There is not one affordable rental listing for a person on Newstart or Youth Allowance in any major city or major regional centre.
Each year we find that the news gets worse. Even now, in the midst of a so-called market downturn, these findings are the worst we've seen.
This helps explain why housing has been a top-tier issue among voters for years - although it can't explain why it has been absent from the political debate for so long.
Polling released by the Everybody's Home campaign shows how fearful Australians have become about the housing crisis.
More than half feel too stretched to meet their current housing commitments. And a staggering 42 per cent are worried about becoming homeless themselves if their circumstances change.
Think about that for a moment. While we spend billions subsidising investors, 42 per cent of Australians fear becoming homeless.
We should be especially concerned about the situation facing older people. Retirees need stable housing more than ever.
Yet record numbers of older people, especially women, are becoming homeless. And our Snapshot shows that renting as an older person is only getting worse - this year we found that pensioners can afford less than 1 per cent of rentals. In Canberra, that's just 16 rentals out of almost 1300 listings.
What this tells us is that no one is shielded from Australia's overheated housing market.
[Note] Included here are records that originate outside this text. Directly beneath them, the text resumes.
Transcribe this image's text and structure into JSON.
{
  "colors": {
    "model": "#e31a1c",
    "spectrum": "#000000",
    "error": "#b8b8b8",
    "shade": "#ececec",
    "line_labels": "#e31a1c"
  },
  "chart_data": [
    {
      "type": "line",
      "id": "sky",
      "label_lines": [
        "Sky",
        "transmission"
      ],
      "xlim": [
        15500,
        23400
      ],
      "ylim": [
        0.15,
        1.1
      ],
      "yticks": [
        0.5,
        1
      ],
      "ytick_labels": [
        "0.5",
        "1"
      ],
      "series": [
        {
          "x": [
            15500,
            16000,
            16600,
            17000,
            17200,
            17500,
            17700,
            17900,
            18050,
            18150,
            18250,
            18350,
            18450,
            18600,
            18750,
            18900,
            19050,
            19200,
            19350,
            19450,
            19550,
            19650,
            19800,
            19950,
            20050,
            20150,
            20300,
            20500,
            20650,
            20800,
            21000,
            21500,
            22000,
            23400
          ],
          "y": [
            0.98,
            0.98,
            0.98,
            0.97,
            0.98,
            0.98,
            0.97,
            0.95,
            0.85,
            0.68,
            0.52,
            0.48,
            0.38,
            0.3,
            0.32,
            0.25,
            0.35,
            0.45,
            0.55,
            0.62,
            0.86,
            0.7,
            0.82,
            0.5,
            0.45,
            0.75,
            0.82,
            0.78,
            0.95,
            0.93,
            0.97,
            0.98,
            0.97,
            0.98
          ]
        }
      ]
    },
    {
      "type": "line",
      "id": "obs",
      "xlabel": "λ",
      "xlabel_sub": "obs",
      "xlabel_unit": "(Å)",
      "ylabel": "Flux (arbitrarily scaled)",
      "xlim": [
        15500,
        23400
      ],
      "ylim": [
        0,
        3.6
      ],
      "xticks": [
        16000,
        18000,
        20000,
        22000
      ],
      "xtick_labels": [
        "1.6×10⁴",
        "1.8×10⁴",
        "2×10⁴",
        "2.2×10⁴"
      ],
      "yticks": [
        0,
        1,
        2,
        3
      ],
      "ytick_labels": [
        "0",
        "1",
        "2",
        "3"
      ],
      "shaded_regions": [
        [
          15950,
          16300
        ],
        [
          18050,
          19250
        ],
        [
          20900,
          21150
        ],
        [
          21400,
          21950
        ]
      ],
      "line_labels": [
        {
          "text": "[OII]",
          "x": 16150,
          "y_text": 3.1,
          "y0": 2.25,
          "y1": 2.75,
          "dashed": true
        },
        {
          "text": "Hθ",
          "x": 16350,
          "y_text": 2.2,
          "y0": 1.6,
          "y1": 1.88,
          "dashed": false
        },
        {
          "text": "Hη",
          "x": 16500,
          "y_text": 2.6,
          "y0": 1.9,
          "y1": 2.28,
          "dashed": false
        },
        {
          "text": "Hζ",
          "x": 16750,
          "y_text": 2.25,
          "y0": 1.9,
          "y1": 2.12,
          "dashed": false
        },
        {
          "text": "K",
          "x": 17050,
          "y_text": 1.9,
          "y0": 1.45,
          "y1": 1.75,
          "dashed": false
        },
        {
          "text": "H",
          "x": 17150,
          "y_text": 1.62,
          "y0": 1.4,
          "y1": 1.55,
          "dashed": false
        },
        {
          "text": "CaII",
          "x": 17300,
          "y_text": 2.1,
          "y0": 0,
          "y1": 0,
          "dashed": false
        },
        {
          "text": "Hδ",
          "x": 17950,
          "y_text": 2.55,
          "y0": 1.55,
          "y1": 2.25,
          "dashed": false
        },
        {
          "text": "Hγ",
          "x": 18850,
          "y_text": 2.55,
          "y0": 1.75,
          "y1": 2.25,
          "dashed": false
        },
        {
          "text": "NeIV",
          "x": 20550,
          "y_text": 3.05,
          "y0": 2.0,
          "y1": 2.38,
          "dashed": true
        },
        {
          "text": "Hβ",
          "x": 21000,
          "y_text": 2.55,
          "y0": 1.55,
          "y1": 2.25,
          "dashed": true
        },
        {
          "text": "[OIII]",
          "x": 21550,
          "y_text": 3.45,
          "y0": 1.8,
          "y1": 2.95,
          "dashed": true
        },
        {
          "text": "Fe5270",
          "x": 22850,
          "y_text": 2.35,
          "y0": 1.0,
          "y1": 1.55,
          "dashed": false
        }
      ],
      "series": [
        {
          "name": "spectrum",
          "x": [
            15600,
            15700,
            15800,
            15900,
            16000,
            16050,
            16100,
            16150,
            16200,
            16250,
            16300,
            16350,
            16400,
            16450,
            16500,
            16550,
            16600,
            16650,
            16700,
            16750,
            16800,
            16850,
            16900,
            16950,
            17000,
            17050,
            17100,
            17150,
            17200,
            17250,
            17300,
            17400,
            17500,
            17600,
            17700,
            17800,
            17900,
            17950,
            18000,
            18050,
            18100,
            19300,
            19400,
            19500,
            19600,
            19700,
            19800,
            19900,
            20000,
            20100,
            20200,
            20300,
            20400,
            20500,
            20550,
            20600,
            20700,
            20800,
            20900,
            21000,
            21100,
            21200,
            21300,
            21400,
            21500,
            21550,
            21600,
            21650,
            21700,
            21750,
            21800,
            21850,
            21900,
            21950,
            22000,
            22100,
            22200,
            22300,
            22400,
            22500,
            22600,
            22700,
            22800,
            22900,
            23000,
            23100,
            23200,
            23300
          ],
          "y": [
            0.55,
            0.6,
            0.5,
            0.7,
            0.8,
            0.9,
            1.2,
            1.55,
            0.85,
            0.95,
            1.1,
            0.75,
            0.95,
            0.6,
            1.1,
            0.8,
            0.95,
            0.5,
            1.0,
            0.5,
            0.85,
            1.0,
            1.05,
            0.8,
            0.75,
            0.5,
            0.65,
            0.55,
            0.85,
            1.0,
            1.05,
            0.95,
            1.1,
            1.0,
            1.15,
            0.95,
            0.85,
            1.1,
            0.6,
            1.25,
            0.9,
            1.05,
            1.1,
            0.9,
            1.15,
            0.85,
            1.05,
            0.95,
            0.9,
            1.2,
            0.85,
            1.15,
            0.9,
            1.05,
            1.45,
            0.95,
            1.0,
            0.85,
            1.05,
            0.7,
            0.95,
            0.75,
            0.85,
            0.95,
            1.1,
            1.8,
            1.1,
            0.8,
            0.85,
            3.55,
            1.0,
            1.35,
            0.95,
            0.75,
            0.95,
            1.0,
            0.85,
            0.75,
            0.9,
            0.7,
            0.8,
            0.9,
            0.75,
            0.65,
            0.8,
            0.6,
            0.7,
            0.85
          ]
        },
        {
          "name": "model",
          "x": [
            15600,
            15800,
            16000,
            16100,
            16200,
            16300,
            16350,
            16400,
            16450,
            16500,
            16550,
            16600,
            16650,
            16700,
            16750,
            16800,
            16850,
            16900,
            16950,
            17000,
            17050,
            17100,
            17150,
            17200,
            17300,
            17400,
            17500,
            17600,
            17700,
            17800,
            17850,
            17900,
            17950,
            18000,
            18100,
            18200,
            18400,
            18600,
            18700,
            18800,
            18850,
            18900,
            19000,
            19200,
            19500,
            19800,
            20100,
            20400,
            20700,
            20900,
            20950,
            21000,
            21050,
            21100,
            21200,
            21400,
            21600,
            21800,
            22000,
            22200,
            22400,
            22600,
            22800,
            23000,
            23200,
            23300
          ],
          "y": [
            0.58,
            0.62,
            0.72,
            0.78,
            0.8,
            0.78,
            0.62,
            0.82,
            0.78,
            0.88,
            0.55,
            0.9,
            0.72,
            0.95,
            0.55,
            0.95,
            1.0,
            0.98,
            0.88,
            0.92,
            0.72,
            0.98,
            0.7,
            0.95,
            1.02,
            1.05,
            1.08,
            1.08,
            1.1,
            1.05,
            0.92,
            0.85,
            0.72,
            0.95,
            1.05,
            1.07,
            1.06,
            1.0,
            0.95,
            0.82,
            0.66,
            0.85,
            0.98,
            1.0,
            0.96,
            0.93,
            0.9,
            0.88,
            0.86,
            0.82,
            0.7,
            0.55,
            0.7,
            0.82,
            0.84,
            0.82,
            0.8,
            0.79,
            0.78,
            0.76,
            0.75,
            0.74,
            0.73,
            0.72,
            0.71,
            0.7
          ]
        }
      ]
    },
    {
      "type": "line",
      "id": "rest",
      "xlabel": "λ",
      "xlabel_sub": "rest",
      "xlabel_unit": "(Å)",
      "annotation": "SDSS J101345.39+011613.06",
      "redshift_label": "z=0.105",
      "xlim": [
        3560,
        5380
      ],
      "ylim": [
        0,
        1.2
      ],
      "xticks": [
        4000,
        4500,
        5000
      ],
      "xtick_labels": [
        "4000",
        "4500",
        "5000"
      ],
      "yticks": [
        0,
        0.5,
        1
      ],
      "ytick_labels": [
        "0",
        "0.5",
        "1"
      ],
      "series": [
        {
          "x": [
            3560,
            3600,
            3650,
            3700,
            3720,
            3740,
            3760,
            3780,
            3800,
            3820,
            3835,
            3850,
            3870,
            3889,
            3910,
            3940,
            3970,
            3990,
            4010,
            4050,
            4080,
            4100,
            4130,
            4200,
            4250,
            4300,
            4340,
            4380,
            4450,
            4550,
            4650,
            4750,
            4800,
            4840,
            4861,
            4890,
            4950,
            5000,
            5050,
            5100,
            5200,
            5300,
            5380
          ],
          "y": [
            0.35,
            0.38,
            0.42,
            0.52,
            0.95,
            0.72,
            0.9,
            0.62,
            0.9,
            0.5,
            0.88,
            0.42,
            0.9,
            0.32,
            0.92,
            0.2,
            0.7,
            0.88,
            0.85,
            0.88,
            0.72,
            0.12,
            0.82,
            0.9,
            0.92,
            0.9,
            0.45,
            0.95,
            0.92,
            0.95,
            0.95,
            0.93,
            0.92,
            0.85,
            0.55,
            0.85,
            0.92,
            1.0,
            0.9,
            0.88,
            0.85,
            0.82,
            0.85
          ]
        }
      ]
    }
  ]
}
But if we believe the government, this crisis is unavoidable. And, we're told, interfering in the market now will somehow make things worse.
But here's the problem with that argument. Over the past three decades the federal government has moved away from building low-cost rentals. Social housing, which serves those on the lowest incomes, has also been in decline since the nineties.
That's why we have a shortfall of 300,000 social and public rentals across Australia.
And in that time, rents have skyrocketed. This is not a coincidence.
As government has abandoned social housing, more and more people have been languishing on waiting lists. And hundreds of thousands of renters have been left to compete for rentals in the private market.
That has been pushing rent prices up, as we at Anglicare Australia have seen from a decade of depressing Snapshots. Some have been pushed onto couches, into sheds, or to crisis accommodation. Others are sleeping rough.
The solution is obvious to most Australians, even if the political class has been slow to catch up. They want much more intervention from government.
The opposition has announced a plan for affordable rentals, which is a great start. But neither the government nor the opposition has yet committed to tackling the social housing shortfall.
The Everybody's Home polling tells us that this is what Australians want - a massive 75 per cent of Australians support more social housing.
That level of support tells us something. Most Australians know that a fair society is one that responds to need.
And they can see that the shortage of affordable housing has been leaving people behind for years, excluding them from the opportunities our political leaders like to talk about.
The two key slogans for this federal election are "you get a go if you have a go" and "a fair go for all".
But if there's nowhere safe where you can afford to live you can't have a go at anything except getting from one day to the next. And that's not fair at all.
- Kasy Chambers is the executive director of Anglicare Australia.